On a cold evening I had stayed a little longer at work. Under the window hung a bunch of youngsters. One of them suddenly saw me, probably to his shock. He decided to yell CANCER WHORE very loudly at me and ran away. I joked to my colleagues that I assumed it was slang for “Oh wow, there’s that nice lady who puts her heart and soul into a PhD program to help cancer patients and their loved ones”. I absolutely did not feel addressed, because I am 100% sure that I am not a whore. Plus, I completely assumed I didn’t have cancer. That was a year ago. Less than three weeks later it became clear that I had a tumor of 9 cm in my chest and multiple metastases in armpit and bones.
If there’s anything I’ve had to learn in the past year, it’s that I’m apparently a poor predictor of whether I have cancer and if so, what it’s doing to my body. On January 10th. there was also such a complete surprise when suddenly my whole head turned out to be full of cancer.
With gleeful glee in my eyes, I recently realized that this doesn’t necessarily mean that I am always overwhelmed by bad news. After all, the fact that I don’t understand anything can also offer unexpectedly favorable insights and outcomes. Like that the increasing package of physical discomfort I experience may not be the result of cancer or the inflammation around the eight major tumors and damaged membranes in my head. Perhaps those discomforts only come from the drug Dexamethasone and from the short nights that I always make. After all, for two months I have been sleeping on nights at most 4 to 6 hours.
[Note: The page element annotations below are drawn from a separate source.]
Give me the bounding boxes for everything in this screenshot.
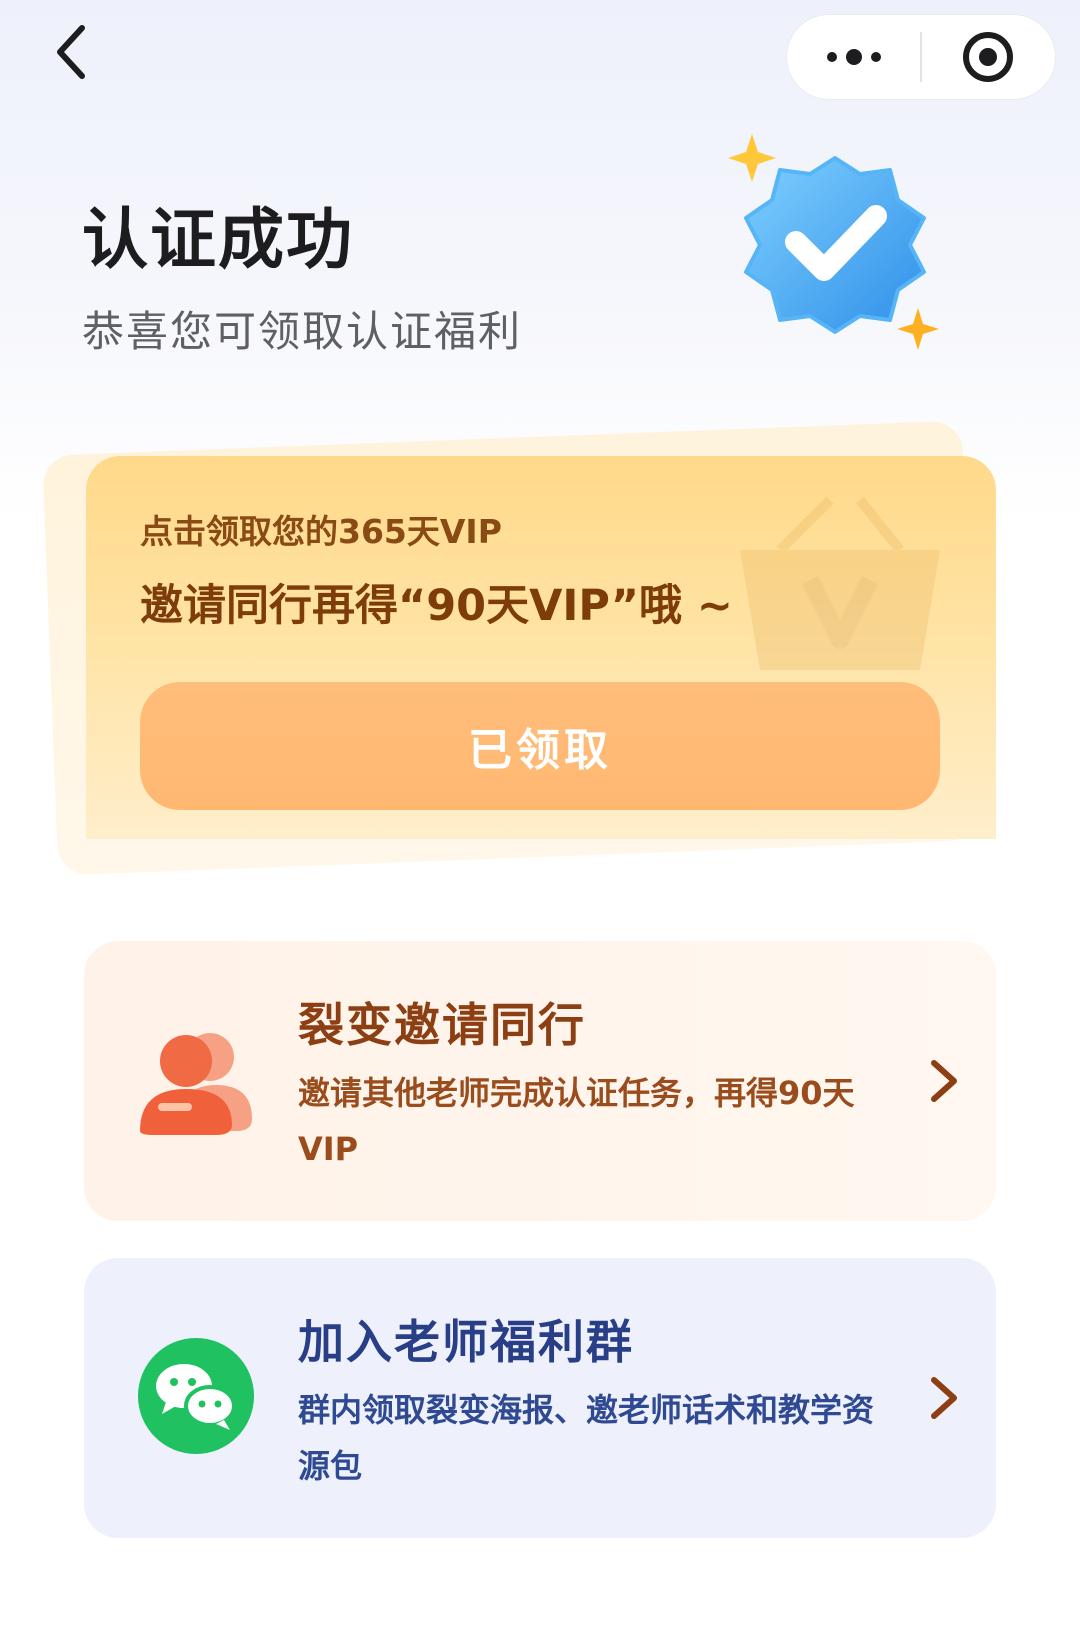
close-button[interactable] <box>922 14 1055 100</box>
chevron-left-icon <box>57 25 85 79</box>
invite-peers-desc: 邀请其他老师完成认证任务，再得90天VIP <box>298 1074 855 1168</box>
verified-badge-icon <box>728 134 939 350</box>
page-title: 认证成功 <box>82 201 354 278</box>
more-button[interactable] <box>787 14 920 100</box>
invite-peers-card[interactable]: 裂变邀请同行 邀请其他老师完成认证任务，再得90天VIP <box>84 941 996 1221</box>
page-subtitle: 恭喜您可领取认证福利 <box>82 307 523 356</box>
vip-basket-icon <box>740 496 940 670</box>
vip-invite-text: 邀请同行再得“90天VIP”哦 ~ <box>140 581 733 631</box>
invite-peers-title: 裂变邀请同行 <box>298 998 586 1052</box>
wechat-icon <box>138 1338 254 1454</box>
vip-claim-text: 点击领取您的365天VIP <box>140 512 502 551</box>
people-icon <box>140 1033 252 1135</box>
join-group-card[interactable]: 加入老师福利群 群内领取裂变海报、邀老师话术和教学资源包 <box>84 1258 996 1538</box>
chevron-right-icon <box>931 1060 957 1102</box>
chevron-right-icon <box>931 1377 957 1419</box>
claimed-button[interactable]: 已领取 <box>140 682 940 810</box>
target-circle-icon <box>963 32 1014 82</box>
mini-program-capsule <box>786 14 1056 100</box>
join-group-desc: 群内领取裂变海报、邀老师话术和教学资源包 <box>298 1391 875 1485</box>
more-dots-icon <box>826 49 881 65</box>
join-group-title: 加入老师福利群 <box>298 1315 634 1369</box>
back-button[interactable] <box>48 20 96 84</box>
I love experiments and so – completely against my own expectations of a terminal trajectory – I am now weaning off the Dexamethasone. This has to be done slowly and in very small steps, otherwise my body will rear up. I am now on a clearly lower daily intake than when I started two months, without the predicted functional impairment and without an increase in headache. My plane is flying well.
Maybe I started January 10 with too much Dexamethasone that my head doesn’t need yet. Or maybe the inner peace I have experienced since then has a positive effect on the inflammation sources around my tumors. In short: the fact that the reduction is successful says nothing about the amount of cancer in my head that can simply have increased in the meantime. When I finally understand in all modesty that I don’t understand cancer, I better be consistent. And enjoy all the days that are much better than I had dared to dream on January 10.
As of today, again half a pill less!